Who were your early teachers or mentors?
The Life magazine photographers, and the filmmakers of the 1940s, ’50s and ’60s.

What are some of your key artistic influences?
Beethoven; Chopin; Bartok; Bach; Brahms; Rembrandt; Van Gogh; Renoir; Monet; Chaim Potok; Gilbert & Sullivan; Modern Jazz Quartet; Jacques Tati; Alain Resnais; Ingmar Bergman; Sven Nykvist, ASC; François Truffaut; Raoul Coutard; Fellini; Ken Kesey; Allen Ginsberg; Lawrence Ferlinghetti; Jack Kerouac; Ezra Pound; Toscanini; Horowitz; Helmut Walcha; Pablo Casals; Brecht; Ansel Adams; Edward Weston; Henri Cartier-Bresson; Margaret Bourke-White; Edward Steichen; Harold Edgerton; Jordan Belson; and Liv Ullmann.

How did you get your first break in the business?
The reel from my hippie-filmmaker days got me a job as a director/cameraman at a big TV commercial house. It only lasted six months, but it brought me to L.A. Later, I was hired to shoot the TV show thirtysomething, probably because I’d never set foot on a TV set. The show won the Emmy for Best Drama, and I was launched (at least for a while).

What has been your most satisfying moment on a project?
Shooting an 11-minute ballet sequence in a single take from a dolly on a dance floor.  Without touching the zoom, we shot a kinetic, boldly framed take that was, miraculously, absolutely perfect. Unfortunately, the prima ballerina chopped it up with freeze frames and jump cuts to cover perceived imperfections in her form. Also, during the first week of my first big feature, Bird on a Wire, we had to blow up an entire gas station at night using about a dozen cameras. I had no idea how to expose for the gas flames and couldn’t find anyone to offer advice. There could not be a Take 2, and the special-effects supervisor was terrified by my uncertainty. I made my best guess and hoped for the best.  My satisfying moment came the next day, when the special-effects man came onto the set and proclaimed it the best-exposed explosion he’d ever seen!

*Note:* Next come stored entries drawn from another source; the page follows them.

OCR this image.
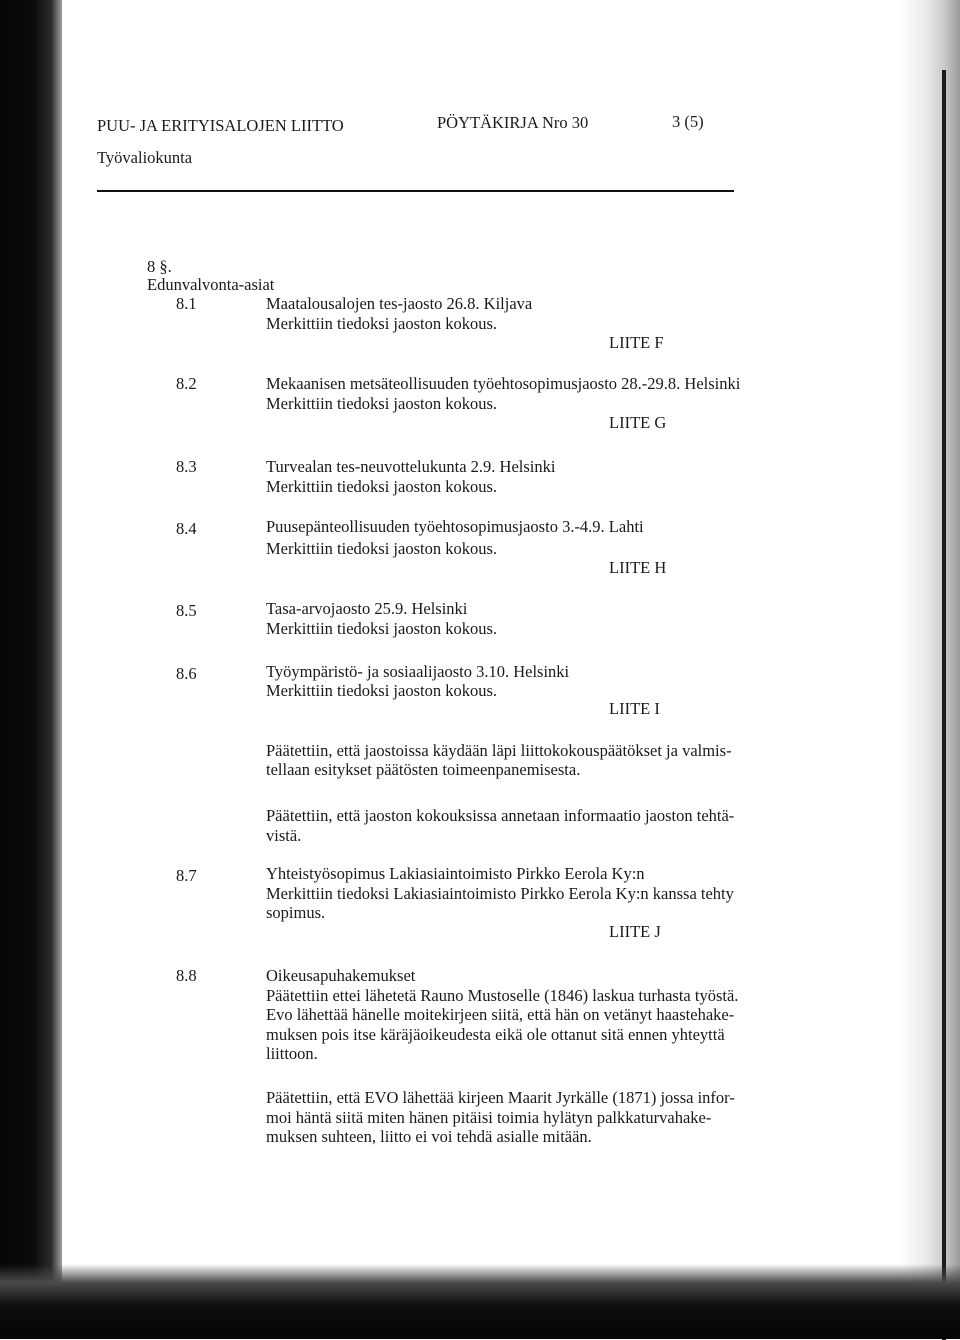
PUU- JA ERITYISALOJEN LIITTO	PÖYTÄKIRJA Nro 30	3 (5)
Työvaliokunta
8 §.
Edunvalvonta-asiat
8.1	Maatalousalojen tes-jaosto 26.8. Kiljava
Merkittiin tiedoksi jaoston kokous.
LIITE F
8.2	Mekaanisen metsäteollisuuden työehtosopimusjaosto 28.-29.8. Helsinki
Merkittiin tiedoksi jaoston kokous.
LIITE G
8.3	Turvealan tes-neuvottelukunta 2.9. Helsinki
Merkittiin tiedoksi jaoston kokous.
8.4	Puusepänteollisuuden työehtosopimusjaosto 3.-4.9. Lahti
Merkittiin tiedoksi jaoston kokous.
LIITE H
8.5	Tasa-arvojaosto 25.9. Helsinki
Merkittiin tiedoksi jaoston kokous.
8.6	Työympäristö- ja sosiaalijaosto 3.10. Helsinki
Merkittiin tiedoksi jaoston kokous.
LIITE I
Päätettiin, että jaostoissa käydään läpi liittokokouspäätökset ja valmis-
tellaan esitykset päätösten toimeenpanemisesta.
Päätettiin, että jaoston kokouksissa annetaan informaatio jaoston tehtä-
vistä.
8.7	Yhteistyösopimus Lakiasiaintoimisto Pirkko Eerola Ky:n
Merkittiin tiedoksi Lakiasiaintoimisto Pirkko Eerola Ky:n kanssa tehty
sopimus.
LIITE J
8.8	Oikeusapuhakemukset
Päätettiin ettei lähetetä Rauno Mustoselle (1846) laskua turhasta työstä.
Evo lähettää hänelle moitekirjeen siitä, että hän on vetänyt haastehake-
muksen pois itse käräjäoikeudesta eikä ole ottanut sitä ennen yhteyttä
liittoon.
Päätettiin, että EVO lähettää kirjeen Maarit Jyrkälle (1871) jossa infor-
moi häntä siitä miten hänen pitäisi toimia hylätyn palkkaturvahake-
muksen suhteen, liitto ei voi tehdä asialle mitään.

Have you made any memorable blunders?
I inadvertently turned on a hot plate that happened to have the show’s supply of smoke cookies resting on it. The entire Hotel Bel Air was evacuated, and the fire department arrived in force to deal with the dense cloud of smoke. 

What is the best professional advice you’ve ever received?
After hearing complaints from an actor that I was putting too much light in his eyes, an executive producer called me into his office to remind me that I could be fired and he could be fired, but the actor could not be fired. It was a great lesson in political reality.

What recent books, films or artworks have inspired you?
Pina, Tree of Life, Midnight in Paris, Black Swan and the progress of my cinematography students at the AFI.

Do you have any favorite genres, or genres you would like to try?
I have not sufficiently plumbed the depths or beauty of extreme low-light cinematography. I hope to find natural painterly abstractions near the edge of visibility. 

If you weren’t a cinematographer, what might you be doing instead?
Nothing too scholarly or requiring much discipline. I’m either passionately involved or pretty lazy. I need to always have something in my life to be obsessive about.

Which ASC cinematographers recommended you for membership?
Conrad Hall, Haskell Wexler and Vilmos Zsigmond.

How has ASC membership impacted your life and career?
Instead of looking toward what I haven’t yet accomplished, I’ve learned to look more levelly and enjoy the comfort and camaraderie of friends, all of us driven by the same inspiration.